Corona: Lebenserwartung während Pandemie gesunken
Die Lebenserwartung in Deutschland ist während der Corona-Pandemie um mehr als ein halbes Jahr gesunken. Das geht aus Berechnungen des Statistischen Bundesamtes hervor. Demnach betrug die durchschnittliche Lebenserwartung in Deutschland bei Geburt im Jahr 2022 für Frauen 82,9 Jahre und für Männer 78,2 Jahre.
Im Vergleich zu 2019 – dem letzten Jahr vor der Pandemie – habe sich die Lebenserwartung „insgesamt deutlich verringert“, berichten die Statistiker. Sowohl bei Männern als auch bei Frauen sank sie um 0,6 Jahre.
Gut zu wissen: Was bedeutet Lebenserwartung bei Geburt?
Bei der statistischen Größe „Lebenserwartung bei Geburt“ handelt sich nicht um eine Prognose für heute Neugeborene, wie das Bundesamt betont.

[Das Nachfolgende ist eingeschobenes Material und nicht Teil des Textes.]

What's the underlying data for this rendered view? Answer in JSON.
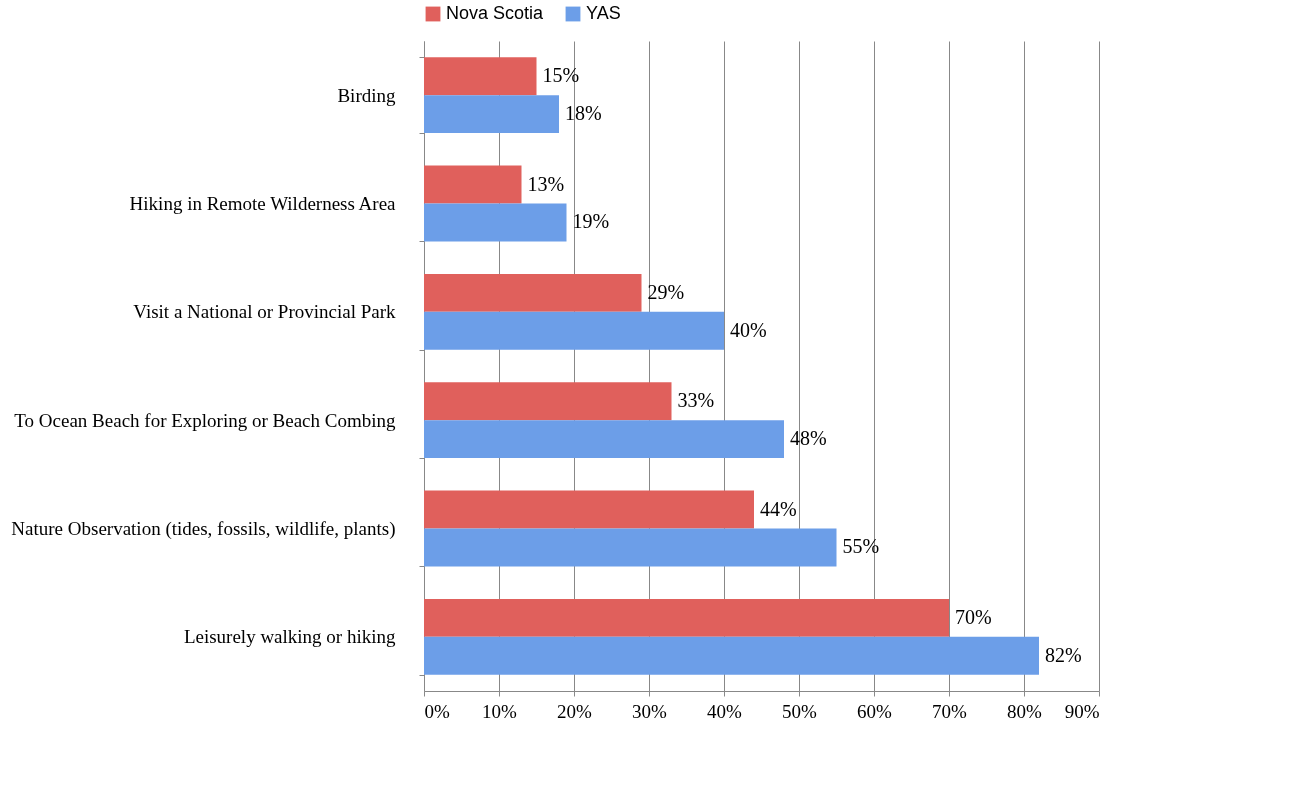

Sie fasst unter anderem die Anzahl der Jahre zusammen, die eine Person rein rechnerisch vor sich hat, wenn sich an den aktuellen Sterbebedingungen nichts mehr ändern würde.
Das Ergebnis ist von der Altersstruktur und von der Größe der Bevölkerung unabhängig und deshalb dem Amt zufolge besonders gut für Zeitvergleiche geeignet.
Weil es immer mehr alte Menschen gibt, wird seit mehr als 20 Jahren mit einer jährlich steigenden Zahl der Sterbefälle gerechnet. Gleichzeitig stieg die Lebenserwartung vor Beginn der Corona-Pandemie jedoch tendenziell an.
Sterbefallzahlen in den letzten Jahren angestiegen
„Bei gleichzeitigem Wirken beider Effekte stiegen die Sterbefallzahlen vor Beginn der Pandemie jährlich um durchschnittlich ein bis zwei Prozent“, erklärten die Statistiker. „In den drei Pandemiejahren gingen die jährlichen Anstiege jeweils über dieses Ausmaß hinaus.“ So gab es von 2020 bis 2022 insgesamt etwa 140.000 bis 200.000 zusätzliche Sterbefälle.
Wie viele davon direkt auf Corona zurückzuführen sind, ist unklar. Beim Robert Koch-Institut wurden in diesen drei Jahren insgesamt etwa 164.000 COVID-19-Todesfälle gemeldet. Es gab aber auch einen außergewöhnlich warmen Sommer und eine starke Grippewelle, die zu mehr Todesfällen führten.
Unterschiedliche Entwicklung innerhalb der EU
Auch Wissenschaftler wie ein Team um Jonas Schöley vom Max-Planck-Institut für demografische Forschung untersuchten die Entwicklung der Lebenserwartung – allerdings betrachteten sie die Daten von 29 Staaten in den Jahren 2015 bis 2021, mit besonderem Augenmerk auf die beiden Pandemiejahre. Neben vielen europäischen Staaten bezogen Schöley und Kollegen auch die USA und Chile ein.
Sie stellen fest, dass sich die Lebenserwartung in den europäischen Staaten in der Corona-Pandemie sehr unterschiedlich entwickelt hat. Während sie in Bulgarien Ende 2021 um 43 Monate niedriger lag als 2019 noch, stieg sie in Norwegen um 1,7 Monate.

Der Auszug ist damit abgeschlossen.